Abridgment is the bane of the devoted reader. I’m told that Victor Hugo larded Les Miserables with page after page of material that does little or nothing to advance the essential story, yet I still feel it would be an injustice to a great author to read a version reflecting someone else’s meddlesome judgment about what stays in and what is cut. So when I get to Hugo, it’s the whole book for me.

Perhaps if Hugo had written his magnum opus in the form of a series of shorter connected novels making up the whole, no one would think of abridgment. It hasn’t been done, to my knowledge, to Powell’s Dance to the Music of Time cycle. And it seems not to have been done to another work many friends have recommended to me, Sigrid Undset’s trilogy collectively titled Kristin Lavransdatter, the novels set in fourteenth-century Norway that earned their author the Nobel Prize for Literature.

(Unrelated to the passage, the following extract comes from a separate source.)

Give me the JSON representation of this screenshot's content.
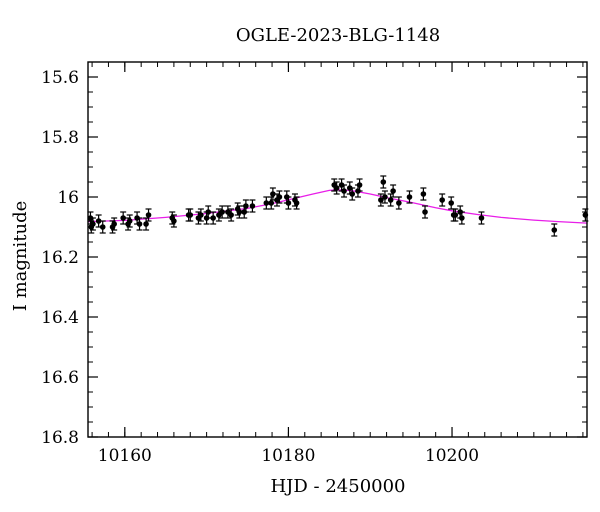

And as long as I’m thinking big, I’d like to tackle a set of books I inherited from my parents, who enjoyed them greatly: Anthony Trollope’s six “Palliser” novels, a wry commentary on nineteenth-century British political and social life that begins with Can You Forgive Her?  All 2,400 pages or so await me, so I’d better not put it off too long. And if I’m tackling the great Victorian novelists, large unread books also await me on my own shelves by Dickens, Eliot, Hardy . . .

See you next month. I have some reading to do!